Ce faisant, les différentes règles des PLU et PLUi, à jour de la réforme des destinations, propres à la destination « entrepôt » et, le cas échéant, à la destination « commerce » sont opposables aux dark stores.
De la même manière, pour les communes couvertes par un PLU (non « alurisé« ) appliquant encore les anciennes dispositions de l’article R. 123-9 du Code de l’urbanisme, il convient de se référer à la destination « entrepôt » et, uniquement dans l’hypothèse d’un accueil de clientèle, à la destination « commerce » (étant précisé que si le PLU prévoit dans son lexique ses propres définitions des commerces et des entrepôts, celles-ci demeurent toutefois applicables).

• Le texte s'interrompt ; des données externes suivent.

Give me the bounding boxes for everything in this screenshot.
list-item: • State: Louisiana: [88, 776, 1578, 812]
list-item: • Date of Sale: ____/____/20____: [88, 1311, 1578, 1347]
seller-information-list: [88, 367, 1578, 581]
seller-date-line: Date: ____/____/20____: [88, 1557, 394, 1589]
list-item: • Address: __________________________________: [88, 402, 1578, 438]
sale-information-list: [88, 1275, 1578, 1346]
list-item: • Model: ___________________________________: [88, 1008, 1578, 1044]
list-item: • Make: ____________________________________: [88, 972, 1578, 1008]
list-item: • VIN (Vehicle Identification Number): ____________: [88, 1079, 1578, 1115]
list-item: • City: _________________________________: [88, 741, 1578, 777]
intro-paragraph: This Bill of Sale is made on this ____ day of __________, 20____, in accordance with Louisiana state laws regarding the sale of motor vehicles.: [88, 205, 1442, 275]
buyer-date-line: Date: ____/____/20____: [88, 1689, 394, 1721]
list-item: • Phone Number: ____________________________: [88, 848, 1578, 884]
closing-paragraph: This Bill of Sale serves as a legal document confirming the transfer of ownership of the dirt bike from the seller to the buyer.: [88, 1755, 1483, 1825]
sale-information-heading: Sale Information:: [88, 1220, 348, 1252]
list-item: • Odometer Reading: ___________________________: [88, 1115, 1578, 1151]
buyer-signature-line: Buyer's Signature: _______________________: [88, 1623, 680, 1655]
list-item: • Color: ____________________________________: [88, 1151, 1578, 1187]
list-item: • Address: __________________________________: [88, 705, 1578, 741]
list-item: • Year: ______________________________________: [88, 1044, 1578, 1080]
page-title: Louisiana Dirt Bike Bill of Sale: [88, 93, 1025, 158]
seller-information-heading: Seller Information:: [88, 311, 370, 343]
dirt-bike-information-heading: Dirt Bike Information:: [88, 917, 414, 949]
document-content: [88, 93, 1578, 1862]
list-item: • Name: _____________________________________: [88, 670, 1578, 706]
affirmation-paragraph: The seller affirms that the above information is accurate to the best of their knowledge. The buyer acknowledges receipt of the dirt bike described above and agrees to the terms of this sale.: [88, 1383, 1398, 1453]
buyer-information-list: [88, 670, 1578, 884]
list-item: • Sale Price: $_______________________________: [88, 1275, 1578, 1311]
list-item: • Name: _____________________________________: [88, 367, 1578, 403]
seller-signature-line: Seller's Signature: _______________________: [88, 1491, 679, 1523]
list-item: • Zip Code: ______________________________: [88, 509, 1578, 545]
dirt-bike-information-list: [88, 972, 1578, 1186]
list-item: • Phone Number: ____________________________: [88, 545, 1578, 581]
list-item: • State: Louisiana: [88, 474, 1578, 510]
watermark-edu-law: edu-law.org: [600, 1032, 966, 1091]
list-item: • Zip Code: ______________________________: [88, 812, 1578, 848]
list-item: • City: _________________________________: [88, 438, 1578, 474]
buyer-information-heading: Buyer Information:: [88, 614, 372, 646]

La fiche énumère, ensuite, les outils règlementaires d’encadrement susceptibles d’être mobilisés au sein, notamment, des PLU :
• les dispositions du PLU encadrant l’implantation des destinations de construction, en application de l’article L. 151-9 du Code de l’urbanisme ;
• la protection de la diversité commerciale, et notamment du commerce de détail et de proximité, dans certains îlots délimités par le PLU, en application de l’article L. 151-16 du Code de l’urbanisme (premier alinéa) ;
• la détermination de secteurs dans lesquels la préservation ou le développement d’infrastructures et d’équipements logistiques est nécessaire et, le cas échéant, de la nature de ces équipements ainsi que les prescriptions permettant d’assurer cet objectif, en application de l’article L. 151-16 du Code de l’urbanisme (second alinéa) ;
• l’application des OAP définissant des secteurs de mixité fonctionnelle et notamment fixant un pourcentage de commerce à réaliser ;
La fiche rappelle également que le document d’aménagement artisanal, commercial et logistique (DAACL) du SCoT détermine les secteurs d’implantation privilégiés des équipements commerciaux susceptibles d’avoir un impact significatif sur l’aménagement du territoire (art. L. 141-6 du Code de l’urbanisme). A ce titre, les auteurs d’un SCOT peuvent définir la localisation préférentielle des locaux logistiques commerciaux, dont peuvent relever les dark stores.
Enfin, la fiche technique rappelle le régime applicable en matière d’application du droit des sols (notamment le contrôle opéré en cas de changement de destination), celui applicable en cas d’autorisation d’exploitation commerciale, ainsi que les sanctions (pénales et administratives) applicables en cas d’implantation d’un dark store en contrariété avec les règles d’urbanisme.
Au final, les collectivités sont donc loin d’être démunies, au moins en théorie, pour tenter de réguler l’implantation des dark stores.